AFROTC Detachment 015 hosts fly-in to historic Moton Field

  • Published
  • By Lt. Col. Jason Newcomer, AFROTC Det. 015 - Tuskegee

The Air Force ROTC Detachment 015 hosted a team of aviation professionals from the 12th Training Squadron, Joint Base San Antonio-Randolph Air Force Base, Texas, on Sept. 24, 2022, to educate and inspire current and future Army, Navy, and Air Force ROTC cadets toward rated careers.

The “12 TRS T-6 Fly-In” took place at the historic Moton Field in Tuskegee, Alabama.

Lt. Col. Michael Castlen, the 12th TRS commander, piloted one of two T-6 Texan II aircraft. His 13 member team included pilots with fighter, mobility, and drone backgrounds, along with combat systems officers, civilian counterparts and enlisted aviators.

“Increasing rated officer diversity is vital to the future of our service and the effectiveness of my squadron,” Castlen said. “Flying an approach into the hometown of the original Tuskegee Airman and being able to inspire the ‘New Tuskegee Airmen’ from Det. 015 is an honor I’m going to be able to tell my grandkids about.”

The fly-in followed a 100% recruitment increase in August 2022 for the detachment.

“We put a lot of work into recruiting over the summer and early fall to restore the detachment to have viable numbers,” said Maj. Nicole White, Det. 015 Operations Officer. “Now we want to broaden their perspectives and show them all the amazing career opportunities the Department of the Air Force offers.
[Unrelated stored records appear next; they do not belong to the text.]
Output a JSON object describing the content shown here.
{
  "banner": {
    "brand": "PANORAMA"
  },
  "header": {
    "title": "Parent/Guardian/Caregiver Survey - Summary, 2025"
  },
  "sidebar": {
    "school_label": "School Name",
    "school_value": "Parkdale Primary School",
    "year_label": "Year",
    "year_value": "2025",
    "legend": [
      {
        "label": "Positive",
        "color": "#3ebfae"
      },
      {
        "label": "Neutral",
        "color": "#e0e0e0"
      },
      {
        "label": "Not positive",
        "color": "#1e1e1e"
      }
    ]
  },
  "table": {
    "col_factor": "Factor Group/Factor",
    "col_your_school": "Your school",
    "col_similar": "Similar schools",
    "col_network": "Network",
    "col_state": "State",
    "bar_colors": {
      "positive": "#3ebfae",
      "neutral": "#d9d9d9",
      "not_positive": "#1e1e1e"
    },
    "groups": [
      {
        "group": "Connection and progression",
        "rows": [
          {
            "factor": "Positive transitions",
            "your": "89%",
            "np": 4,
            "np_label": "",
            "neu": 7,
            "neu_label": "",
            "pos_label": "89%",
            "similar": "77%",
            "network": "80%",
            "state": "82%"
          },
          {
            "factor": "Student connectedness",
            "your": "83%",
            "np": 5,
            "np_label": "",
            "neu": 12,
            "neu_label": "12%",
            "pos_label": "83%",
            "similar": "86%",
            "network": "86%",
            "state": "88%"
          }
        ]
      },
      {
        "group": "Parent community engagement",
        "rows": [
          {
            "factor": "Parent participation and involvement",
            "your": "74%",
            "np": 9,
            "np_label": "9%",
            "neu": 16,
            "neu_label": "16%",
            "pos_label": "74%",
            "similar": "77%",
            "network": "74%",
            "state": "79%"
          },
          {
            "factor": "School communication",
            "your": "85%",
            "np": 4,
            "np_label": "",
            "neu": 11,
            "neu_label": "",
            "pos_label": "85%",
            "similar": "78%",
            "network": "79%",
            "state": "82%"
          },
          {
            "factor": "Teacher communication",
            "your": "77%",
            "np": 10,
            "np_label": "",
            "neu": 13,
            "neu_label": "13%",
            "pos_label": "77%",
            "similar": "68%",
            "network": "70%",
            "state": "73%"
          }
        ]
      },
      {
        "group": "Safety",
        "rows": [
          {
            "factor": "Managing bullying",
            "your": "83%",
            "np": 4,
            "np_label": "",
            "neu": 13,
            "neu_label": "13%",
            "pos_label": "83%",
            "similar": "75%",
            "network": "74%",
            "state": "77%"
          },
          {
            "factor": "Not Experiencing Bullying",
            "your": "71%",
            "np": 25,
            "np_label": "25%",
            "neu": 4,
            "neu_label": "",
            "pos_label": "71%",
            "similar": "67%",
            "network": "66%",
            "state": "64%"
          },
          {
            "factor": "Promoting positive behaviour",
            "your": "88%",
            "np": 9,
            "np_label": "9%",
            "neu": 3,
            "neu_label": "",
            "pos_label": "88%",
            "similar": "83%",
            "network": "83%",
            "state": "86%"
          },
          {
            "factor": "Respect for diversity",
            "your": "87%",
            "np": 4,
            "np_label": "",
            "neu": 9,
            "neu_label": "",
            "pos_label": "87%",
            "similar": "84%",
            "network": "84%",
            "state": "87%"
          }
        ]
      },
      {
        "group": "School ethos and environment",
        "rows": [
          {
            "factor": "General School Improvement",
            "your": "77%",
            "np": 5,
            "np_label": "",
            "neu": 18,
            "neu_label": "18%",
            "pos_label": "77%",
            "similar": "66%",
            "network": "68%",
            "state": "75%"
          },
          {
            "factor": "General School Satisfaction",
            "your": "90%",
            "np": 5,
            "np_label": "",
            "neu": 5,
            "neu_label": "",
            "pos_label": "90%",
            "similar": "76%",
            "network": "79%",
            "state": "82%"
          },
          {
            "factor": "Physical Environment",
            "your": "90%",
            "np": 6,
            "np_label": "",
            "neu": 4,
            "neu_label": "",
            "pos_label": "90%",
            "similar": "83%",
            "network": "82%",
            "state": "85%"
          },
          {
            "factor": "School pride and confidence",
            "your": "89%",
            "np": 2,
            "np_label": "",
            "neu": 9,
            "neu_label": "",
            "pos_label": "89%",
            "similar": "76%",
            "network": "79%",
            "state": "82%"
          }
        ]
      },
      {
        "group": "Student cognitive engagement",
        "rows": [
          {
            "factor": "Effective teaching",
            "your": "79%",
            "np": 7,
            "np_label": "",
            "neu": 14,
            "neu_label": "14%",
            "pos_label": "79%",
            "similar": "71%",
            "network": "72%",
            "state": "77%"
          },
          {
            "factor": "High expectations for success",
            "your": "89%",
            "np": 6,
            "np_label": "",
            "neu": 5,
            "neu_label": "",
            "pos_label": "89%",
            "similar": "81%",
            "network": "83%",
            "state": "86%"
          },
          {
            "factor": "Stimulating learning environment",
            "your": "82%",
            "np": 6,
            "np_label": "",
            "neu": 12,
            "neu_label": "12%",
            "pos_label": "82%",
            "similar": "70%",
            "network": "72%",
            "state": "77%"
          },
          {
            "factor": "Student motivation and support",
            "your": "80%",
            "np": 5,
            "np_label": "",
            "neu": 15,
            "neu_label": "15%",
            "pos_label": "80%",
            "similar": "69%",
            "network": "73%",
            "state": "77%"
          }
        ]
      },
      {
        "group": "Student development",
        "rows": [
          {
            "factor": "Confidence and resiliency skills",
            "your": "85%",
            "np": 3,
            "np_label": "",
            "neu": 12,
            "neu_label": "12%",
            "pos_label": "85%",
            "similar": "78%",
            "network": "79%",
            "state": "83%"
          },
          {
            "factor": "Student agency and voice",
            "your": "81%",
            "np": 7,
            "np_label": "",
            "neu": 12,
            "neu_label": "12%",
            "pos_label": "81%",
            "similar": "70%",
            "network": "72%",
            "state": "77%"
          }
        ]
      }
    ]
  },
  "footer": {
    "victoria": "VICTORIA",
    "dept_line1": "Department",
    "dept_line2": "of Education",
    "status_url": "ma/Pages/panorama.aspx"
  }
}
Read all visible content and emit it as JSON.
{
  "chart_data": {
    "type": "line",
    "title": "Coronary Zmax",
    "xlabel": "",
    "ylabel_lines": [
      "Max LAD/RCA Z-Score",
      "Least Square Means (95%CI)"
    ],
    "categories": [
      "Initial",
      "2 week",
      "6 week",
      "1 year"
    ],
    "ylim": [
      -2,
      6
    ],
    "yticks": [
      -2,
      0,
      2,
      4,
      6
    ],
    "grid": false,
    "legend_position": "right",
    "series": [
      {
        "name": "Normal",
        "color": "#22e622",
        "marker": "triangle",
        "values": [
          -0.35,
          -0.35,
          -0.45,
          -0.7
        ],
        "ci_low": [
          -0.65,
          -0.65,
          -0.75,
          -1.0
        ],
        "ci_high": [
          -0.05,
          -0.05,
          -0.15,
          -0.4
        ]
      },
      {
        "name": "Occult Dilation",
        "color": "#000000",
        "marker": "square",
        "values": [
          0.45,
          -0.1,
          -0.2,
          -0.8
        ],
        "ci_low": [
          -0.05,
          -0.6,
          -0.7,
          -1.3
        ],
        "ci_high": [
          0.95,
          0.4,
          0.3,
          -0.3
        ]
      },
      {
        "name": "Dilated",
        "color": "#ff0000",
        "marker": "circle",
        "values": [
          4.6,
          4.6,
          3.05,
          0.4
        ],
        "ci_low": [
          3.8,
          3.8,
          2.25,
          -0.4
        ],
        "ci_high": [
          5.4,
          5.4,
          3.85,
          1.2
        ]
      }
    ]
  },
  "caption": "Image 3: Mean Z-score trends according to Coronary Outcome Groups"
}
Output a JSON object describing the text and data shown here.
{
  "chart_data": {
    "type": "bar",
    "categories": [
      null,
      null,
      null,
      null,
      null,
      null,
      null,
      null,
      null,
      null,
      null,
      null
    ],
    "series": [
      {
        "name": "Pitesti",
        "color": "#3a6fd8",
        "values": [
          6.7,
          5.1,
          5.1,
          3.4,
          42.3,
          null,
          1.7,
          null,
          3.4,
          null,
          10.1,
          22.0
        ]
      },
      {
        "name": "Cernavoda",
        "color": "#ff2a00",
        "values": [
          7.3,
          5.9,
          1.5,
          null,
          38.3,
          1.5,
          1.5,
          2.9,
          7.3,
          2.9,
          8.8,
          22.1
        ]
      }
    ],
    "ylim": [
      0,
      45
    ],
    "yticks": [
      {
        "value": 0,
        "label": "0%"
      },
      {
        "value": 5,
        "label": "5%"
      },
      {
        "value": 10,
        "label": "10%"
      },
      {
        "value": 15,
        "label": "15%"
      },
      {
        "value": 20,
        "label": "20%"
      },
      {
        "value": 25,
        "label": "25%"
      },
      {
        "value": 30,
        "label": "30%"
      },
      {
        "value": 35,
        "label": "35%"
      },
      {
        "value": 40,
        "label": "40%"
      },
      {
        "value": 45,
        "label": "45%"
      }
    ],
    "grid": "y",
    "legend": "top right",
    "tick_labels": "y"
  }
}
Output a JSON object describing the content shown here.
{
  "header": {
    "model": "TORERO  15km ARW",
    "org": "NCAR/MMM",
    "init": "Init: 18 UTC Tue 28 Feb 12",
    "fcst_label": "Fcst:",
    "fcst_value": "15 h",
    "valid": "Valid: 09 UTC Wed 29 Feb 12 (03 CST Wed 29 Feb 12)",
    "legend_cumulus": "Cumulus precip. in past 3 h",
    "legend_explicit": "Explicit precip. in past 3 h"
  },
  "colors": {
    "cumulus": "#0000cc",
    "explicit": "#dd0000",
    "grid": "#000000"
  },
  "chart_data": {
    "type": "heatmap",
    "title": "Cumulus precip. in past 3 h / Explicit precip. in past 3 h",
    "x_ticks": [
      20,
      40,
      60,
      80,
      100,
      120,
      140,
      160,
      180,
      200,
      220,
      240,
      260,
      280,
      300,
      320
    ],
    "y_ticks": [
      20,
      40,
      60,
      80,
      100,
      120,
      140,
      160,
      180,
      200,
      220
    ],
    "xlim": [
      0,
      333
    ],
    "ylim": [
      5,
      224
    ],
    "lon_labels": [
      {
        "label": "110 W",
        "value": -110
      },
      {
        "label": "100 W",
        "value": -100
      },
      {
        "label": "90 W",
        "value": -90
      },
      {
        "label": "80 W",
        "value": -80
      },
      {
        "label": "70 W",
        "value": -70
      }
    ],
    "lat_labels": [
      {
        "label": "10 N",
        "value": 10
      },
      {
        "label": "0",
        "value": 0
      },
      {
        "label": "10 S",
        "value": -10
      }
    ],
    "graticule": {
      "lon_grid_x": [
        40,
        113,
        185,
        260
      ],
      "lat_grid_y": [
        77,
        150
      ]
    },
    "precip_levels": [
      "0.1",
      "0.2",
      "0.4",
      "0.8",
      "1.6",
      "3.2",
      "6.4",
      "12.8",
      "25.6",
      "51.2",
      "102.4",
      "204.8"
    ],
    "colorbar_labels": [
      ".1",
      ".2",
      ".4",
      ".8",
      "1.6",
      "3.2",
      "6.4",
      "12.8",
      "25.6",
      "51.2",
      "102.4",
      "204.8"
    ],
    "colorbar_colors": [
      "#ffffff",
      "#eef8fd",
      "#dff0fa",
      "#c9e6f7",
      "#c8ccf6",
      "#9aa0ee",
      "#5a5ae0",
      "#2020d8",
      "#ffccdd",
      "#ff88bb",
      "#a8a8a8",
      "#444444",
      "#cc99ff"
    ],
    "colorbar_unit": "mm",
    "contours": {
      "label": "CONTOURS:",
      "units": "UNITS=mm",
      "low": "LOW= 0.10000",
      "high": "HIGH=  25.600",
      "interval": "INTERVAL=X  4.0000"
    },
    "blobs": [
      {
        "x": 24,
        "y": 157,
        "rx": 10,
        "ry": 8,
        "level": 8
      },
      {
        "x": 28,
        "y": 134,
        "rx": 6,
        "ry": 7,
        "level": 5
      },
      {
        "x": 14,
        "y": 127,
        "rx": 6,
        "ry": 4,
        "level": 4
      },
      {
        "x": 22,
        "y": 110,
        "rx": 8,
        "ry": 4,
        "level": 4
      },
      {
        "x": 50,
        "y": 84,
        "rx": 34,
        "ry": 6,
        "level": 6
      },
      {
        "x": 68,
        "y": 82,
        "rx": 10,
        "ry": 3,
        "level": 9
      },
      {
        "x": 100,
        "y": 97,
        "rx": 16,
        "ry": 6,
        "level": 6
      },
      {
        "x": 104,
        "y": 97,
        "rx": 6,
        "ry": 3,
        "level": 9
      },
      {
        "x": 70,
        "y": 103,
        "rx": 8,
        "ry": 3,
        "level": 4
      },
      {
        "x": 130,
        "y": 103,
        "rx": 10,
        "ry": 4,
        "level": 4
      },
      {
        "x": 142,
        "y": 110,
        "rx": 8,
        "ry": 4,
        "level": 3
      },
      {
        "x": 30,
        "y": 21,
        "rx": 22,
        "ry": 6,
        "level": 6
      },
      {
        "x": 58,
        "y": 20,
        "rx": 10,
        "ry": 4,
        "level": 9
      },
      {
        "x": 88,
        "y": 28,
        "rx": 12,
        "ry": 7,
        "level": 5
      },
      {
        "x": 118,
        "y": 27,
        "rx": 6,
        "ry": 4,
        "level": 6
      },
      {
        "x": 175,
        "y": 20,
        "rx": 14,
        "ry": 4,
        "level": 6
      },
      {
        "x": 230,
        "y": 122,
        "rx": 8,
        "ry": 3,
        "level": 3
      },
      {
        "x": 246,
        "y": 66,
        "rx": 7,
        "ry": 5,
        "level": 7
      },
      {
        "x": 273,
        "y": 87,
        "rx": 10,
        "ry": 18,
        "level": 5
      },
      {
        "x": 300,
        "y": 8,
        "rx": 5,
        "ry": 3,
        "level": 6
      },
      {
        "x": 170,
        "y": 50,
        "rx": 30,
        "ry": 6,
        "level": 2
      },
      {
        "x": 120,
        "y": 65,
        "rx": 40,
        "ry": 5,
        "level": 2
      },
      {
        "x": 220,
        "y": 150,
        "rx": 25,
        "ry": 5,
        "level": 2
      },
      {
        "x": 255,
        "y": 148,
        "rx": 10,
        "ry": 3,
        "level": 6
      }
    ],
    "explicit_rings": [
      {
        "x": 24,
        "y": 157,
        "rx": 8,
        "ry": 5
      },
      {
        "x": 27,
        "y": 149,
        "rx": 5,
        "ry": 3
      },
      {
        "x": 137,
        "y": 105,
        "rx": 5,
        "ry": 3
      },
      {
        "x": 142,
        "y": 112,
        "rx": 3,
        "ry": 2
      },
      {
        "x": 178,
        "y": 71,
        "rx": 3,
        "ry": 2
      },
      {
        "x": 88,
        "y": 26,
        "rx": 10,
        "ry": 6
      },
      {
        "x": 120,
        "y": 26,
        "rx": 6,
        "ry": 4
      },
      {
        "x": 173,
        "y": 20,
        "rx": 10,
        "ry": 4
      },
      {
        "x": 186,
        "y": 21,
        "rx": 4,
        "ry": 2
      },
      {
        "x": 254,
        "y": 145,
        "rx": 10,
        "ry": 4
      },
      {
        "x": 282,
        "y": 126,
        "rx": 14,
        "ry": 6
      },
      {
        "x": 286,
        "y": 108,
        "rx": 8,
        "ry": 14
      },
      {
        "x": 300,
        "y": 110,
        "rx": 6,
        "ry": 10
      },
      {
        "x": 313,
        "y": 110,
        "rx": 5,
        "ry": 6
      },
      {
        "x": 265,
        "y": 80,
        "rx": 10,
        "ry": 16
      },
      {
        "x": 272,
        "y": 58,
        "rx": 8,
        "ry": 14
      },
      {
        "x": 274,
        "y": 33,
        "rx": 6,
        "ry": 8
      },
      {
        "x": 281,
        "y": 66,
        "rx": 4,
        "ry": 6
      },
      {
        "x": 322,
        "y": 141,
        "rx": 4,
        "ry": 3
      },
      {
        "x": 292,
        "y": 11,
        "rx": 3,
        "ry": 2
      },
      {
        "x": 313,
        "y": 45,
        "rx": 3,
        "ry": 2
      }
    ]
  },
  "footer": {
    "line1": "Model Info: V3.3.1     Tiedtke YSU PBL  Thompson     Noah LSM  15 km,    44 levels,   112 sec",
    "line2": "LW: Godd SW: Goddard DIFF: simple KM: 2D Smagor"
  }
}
Our professional wingmen from the 12 TRS were instrumental to helping us achieve our end state.”

The T-6 fly-in follows a Maxwell Air Force Base professional development trip the previous week where cadets were able to meet with Air University general officers and visit mission and operations support units to get exposed to the non-rated opportunities available to them.

“The cadets of Det. 015 were true professionals with minds wide open,” said Brig. Gen. Houston Cantwell, the Jeanne M. Holm Center for Officer Accessions and Citizen Development commander. “The sooner we can captivate the hearts and minds of our AFROTC cadets, the more time we have to dedicate toward their academic and professional development as future Air and Space Force leaders. Exposure efforts like this are great examples of how to get after that.”

Cadet Jaiden Turner, a freshman scholarship recipient and 2026 projected graduate, was among several cadets that attended both events.

“I never realized how many different opportunities were available to me in the Air Force,” Turner said. “My primary goal is to be a pilot, and the generals from last week and team from the 12 TRS codified that. I am excited to know that I have so many great options if ‘Plan A’ doesn’t work out.”